有一年秋藍回來過春節,母親把親戚鄰里都喊來吃飯。那頓飯在院子里頭吃,母女倆忙里忙外做了幾桌菜。來吃飯的人都對那頓飯贊不絕口。盡管沒人問秋藍在做什么,但大家好像都心照不宣。秋藍并不在乎花多少錢,只是她發覺從小熟悉的那些人看她的眼神透著異樣。秋藍感到害怕。

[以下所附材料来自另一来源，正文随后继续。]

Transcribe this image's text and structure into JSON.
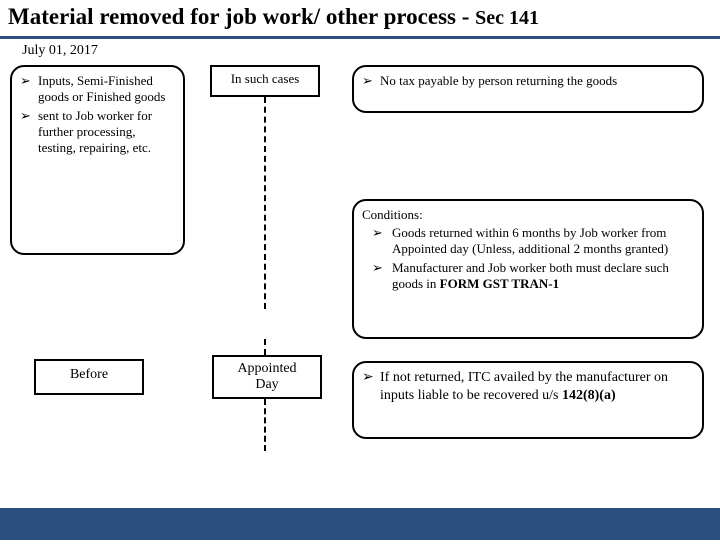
{
  "title": {
    "main": "Material removed for job work/ other process",
    "sep": " - ",
    "sub": "Sec 141",
    "main_fontsize": 23,
    "sub_fontsize": 20,
    "underline_color": "#2b4f7e"
  },
  "left_box": {
    "items": [
      "Inputs, Semi-Finished goods or Finished goods",
      "sent to Job worker for further processing, testing, repairing, etc."
    ],
    "fontsize": 13
  },
  "before_box": {
    "label": "Before",
    "fontsize": 14
  },
  "such_box": {
    "label": "In such cases",
    "fontsize": 13
  },
  "july_box": {
    "label": "July 01, 2017",
    "fontsize": 14
  },
  "appointed_box": {
    "line1": "Appointed",
    "line2": "Day",
    "fontsize": 14
  },
  "notax_box": {
    "items": [
      "No tax payable by person returning the goods"
    ],
    "fontsize": 13
  },
  "cond_box": {
    "title": "Conditions:",
    "items": [
      "Goods returned within 6 months by Job worker from Appointed day (Unless, additional 2 months granted)",
      "Manufacturer and Job worker both must declare such goods in "
    ],
    "item2_bold": "FORM GST TRAN-1",
    "fontsize": 13
  },
  "itc_box": {
    "prefix": "If not returned, ITC availed by the manufacturer on inputs liable to be recovered u/s ",
    "bold": "142(8)(a)",
    "fontsize": 14
  },
  "colors": {
    "footer_band": "#2b4f7e",
    "background": "#ffffff",
    "border": "#000000"
  }
}
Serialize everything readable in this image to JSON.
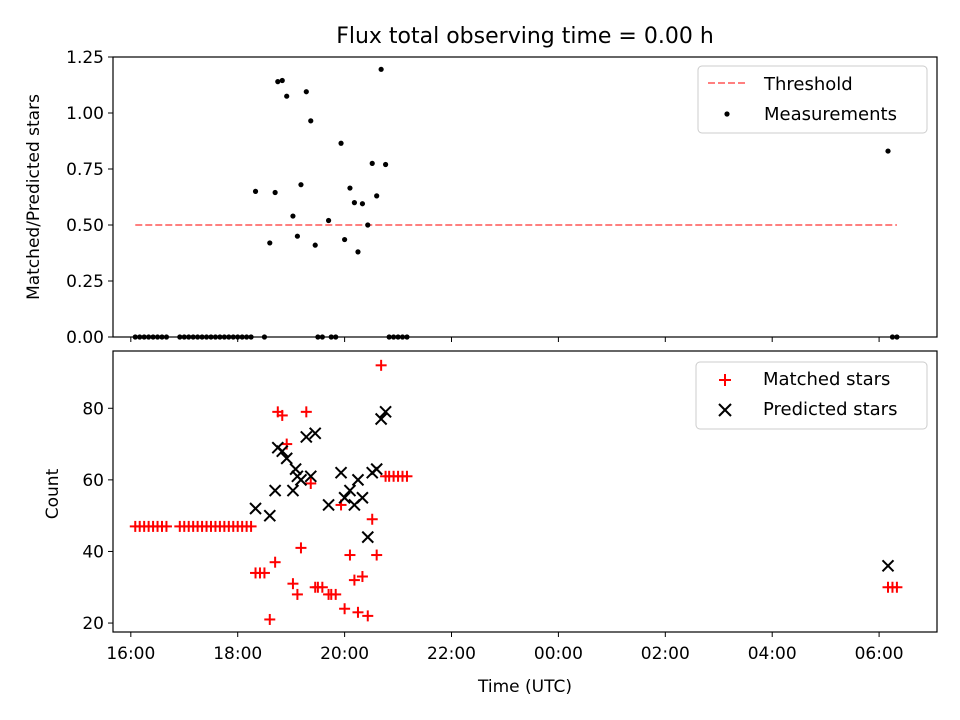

她像偷吃燈油的老鼠,時刻提防著被人揪住小尾巴。
秋藍推開公寓的門,母親坐在床邊,房間開著燈,這讓她看起來如此瘦小。
母親穿件洗得褪色的長袖,兩只干癟的乳房裹在衣服里頭。
秋藍放下包,脫掉鞋踩在木地板上。
媽,你怎么還不睡。
母親說,睡不下呢。
秋藍說,不是叫你開燈睡嗎?
母親說,開了也一樣的。
秋藍沒說話。母親的表情看起來很沉重:你回家住多久?
母親在床頭坐著,她和秋藍之間隔開一段距離。秋藍覺察出她話里的指責,她走過去握住母親的手,將事先準備好的一疊錢塞給她。秋藍不知道除了這樣,還有什么方式可以彌補她對的虧欠。可到底虧欠些什么,她竟然說不上來。也許欠母親一個陪伴,也許欠她物質的補償。母親嚷著要她回來她便回來了。她沒有推脫,也許她也累了,想逃,想找個地方靠一靠。現在她回來了,疲憊的感覺卻還是瘋狂地涌過來。
母親說,你餓了吧,我給你煮面。說著她下床,光腳踩過地板走進廚房。
母親的態度變得這么快,秋藍心生疑惑。母親的好,讓她想起自己的冷漠。這種對比像刀劃開皮肉。秋藍決定,吃完面就和母親商量遷墳的事。
秋藍把面吃完,母親還是不說話,她的臉上掛著些愁緒,好像藏了什么心事。
秋藍自從離開宋河,和母親相處的時間就少了,回來還要面對若有若無的“生疏”,這令她難以忍受。她想挑個話頭和母親談一談。
不料母親先開口了,你這次別回去了。
秋藍睜大眼看著她。我還想給爸遷完墳就回呢。
母親擺擺手,像在極力辯解什么。墳……不遷了,你安心找個對象嫁了吧。
秋藍一臉疑惑,媽,你開玩笑吧?不是喊我回來給爸遷墳嗎?
她看著母親,母親抬手擦了擦眼。
秋藍意識到,這場拉鋸戰這么多年并沒有結束,遷墳不過是母親編出來誑她的借口罷了。母親還是不死心,看著別人家的女兒都嫁了,生了孩子,她也羨慕。可是羨慕歸羨慕,為什么偏偏要拿父親當擋箭牌?來想到這些,秋藍心底升起一股莫名的慍怒。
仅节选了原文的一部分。